It seems that every time a new Star Wars film comes out we end up with another controversy. With Force Awakens people complained it was not original, With Rogue One the complaint was shots featured in the trailer that where not in the film, with Solo there was issues with the Directors and with The Last Jedi the hate was thrown at how the film was too different and also all the racist shit being dumped on actress Kelly Marie Tran. Now with the Rise Of Skywalker we have another stupid controversy.
Apparently Daisy Ridley is now a borderline racist, if not that ignorant of her white privilege. To put it all into context while sitting down with the Guardian, a paper I frequent this happened –
I ask if she thinks it has been easier to be confident and navigate her celebrity because of the privilege in her life – of boarding school, her upbringing and so on? Ridley is suddenly incredulous.
“The privilege I have – how? No, genuinely, how?”
Well, I say, in terms of wealth, class, education – that kind of privilege, in knowing how to decode the rules in certain spaces. As a caveat, I add that both of us have privilege, and it’s not a criticism; I was simply curious to know what she thought. Things take an awkward turn.
“Well no, because, no… ” There is a very long and tense pause, before she insists that, actually, there is little difference between her experience and that of her co-star John Boyega, who grew up in south London to British Nigerian immigrant parents. “John grew up on a council estate in Peckham and I think me and him are similar enough that… no.” I don’t point out that members of Ridley’s family were establishment figures (her grandfather, John Ridley OBE, was head of engineering at the BBC from 1950 to 1965; his brother was the Dad’s Army actor and playwright Arnold Ridley), while Boyega had to apply for a hardship fund to join Theatre Peckham.
“Also,” she adds, “I went to a boarding school for performing arts, which was different.”
But surely nine years of private education gave her some additional confidence?
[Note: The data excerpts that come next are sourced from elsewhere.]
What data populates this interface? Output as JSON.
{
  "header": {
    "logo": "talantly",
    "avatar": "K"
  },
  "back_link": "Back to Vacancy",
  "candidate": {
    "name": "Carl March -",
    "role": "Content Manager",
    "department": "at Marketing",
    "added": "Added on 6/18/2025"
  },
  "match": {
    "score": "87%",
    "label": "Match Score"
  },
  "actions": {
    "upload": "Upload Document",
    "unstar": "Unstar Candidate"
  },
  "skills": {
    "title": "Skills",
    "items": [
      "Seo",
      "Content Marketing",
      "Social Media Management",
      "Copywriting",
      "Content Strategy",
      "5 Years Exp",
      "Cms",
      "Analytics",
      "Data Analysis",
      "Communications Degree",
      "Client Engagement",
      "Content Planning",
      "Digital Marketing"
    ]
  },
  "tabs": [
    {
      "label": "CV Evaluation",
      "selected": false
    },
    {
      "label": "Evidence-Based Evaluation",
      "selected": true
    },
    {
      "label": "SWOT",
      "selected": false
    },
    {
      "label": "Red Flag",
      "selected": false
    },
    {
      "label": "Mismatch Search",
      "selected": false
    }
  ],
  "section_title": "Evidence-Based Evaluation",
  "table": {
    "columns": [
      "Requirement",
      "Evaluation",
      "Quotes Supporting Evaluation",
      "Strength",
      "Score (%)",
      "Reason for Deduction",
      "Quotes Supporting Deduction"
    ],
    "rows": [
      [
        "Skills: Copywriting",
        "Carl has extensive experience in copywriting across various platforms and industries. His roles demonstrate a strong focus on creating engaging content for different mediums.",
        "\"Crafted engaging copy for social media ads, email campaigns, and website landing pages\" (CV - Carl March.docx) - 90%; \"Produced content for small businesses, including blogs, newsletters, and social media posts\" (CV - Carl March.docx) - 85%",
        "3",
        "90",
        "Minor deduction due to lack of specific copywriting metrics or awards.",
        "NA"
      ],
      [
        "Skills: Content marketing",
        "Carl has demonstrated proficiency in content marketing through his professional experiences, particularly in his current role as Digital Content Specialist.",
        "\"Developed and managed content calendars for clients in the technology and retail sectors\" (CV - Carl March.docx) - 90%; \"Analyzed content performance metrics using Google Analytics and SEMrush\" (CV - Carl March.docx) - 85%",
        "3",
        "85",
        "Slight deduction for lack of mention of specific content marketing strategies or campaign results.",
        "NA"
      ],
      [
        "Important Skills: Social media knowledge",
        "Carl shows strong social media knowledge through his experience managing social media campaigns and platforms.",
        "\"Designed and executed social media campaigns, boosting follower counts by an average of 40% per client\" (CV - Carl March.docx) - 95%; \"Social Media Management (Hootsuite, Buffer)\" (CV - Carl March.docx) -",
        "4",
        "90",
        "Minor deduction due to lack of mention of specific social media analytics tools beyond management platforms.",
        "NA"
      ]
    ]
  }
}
“No.” Ridley leans on her elbow while twirling a small knot in her hair. “No. I think, also, it has taken me a little while to be OK with it. I was always fairly confident, and I think that comes from being part of a big family who are all quite chatty.”
It’s an unexpectedly defensive detour, as if the mere mention of privilege is an attempt to diminish Ridley’s hard work or talent. I try to change the subject but get the distinct feeling that her publicist, sitting behind me in Ridley’s eyeline, has made some sort of silent intervention. “I’m not saying what you’re saying is wrong,” Ridley adds. “I’ve just never been asked that before, so I’m like, oh. I don’t think so.”
This came off as an attempt my this journalist to derail a young women’s career, the question is very open and the answers are not simple. Personally she could have handled it better, but Daisy Ridley is notoriously private and therefor who are we to know her life experiences. Believe me when I say this being white and going to a good school does not mean a perfect life, we all have our own crosses to bear. Though that message is not for the Guardian it is more for the users of Twitter who went their in force to let the world know how they felt.
To all these offended people I need to ask you, do you have anything better to do with your lives?
Bullying some random 20 something online, hope you all feel good about yourselves and if this problem with her privilege is so bad where the fuck where you after the last Jedi when Kelly Marie Tran was bullied off of social media, also where was everyone when Daisy Ridley was being left off box art after The Force Awakens (though I suspect this was so we would not suspect her as a force user), or during the racism of the prequels. The fact is you are not SJW’s your just a bunch of butt hurt bullies who bully people online to make themselves feel better.
Fortunately a lot of people are seeing this non story for the farce that it was.
So if your someone who is upset with Daisy why don’t you go out and start making positive changes in the world instead of crying online like a spoiled baby.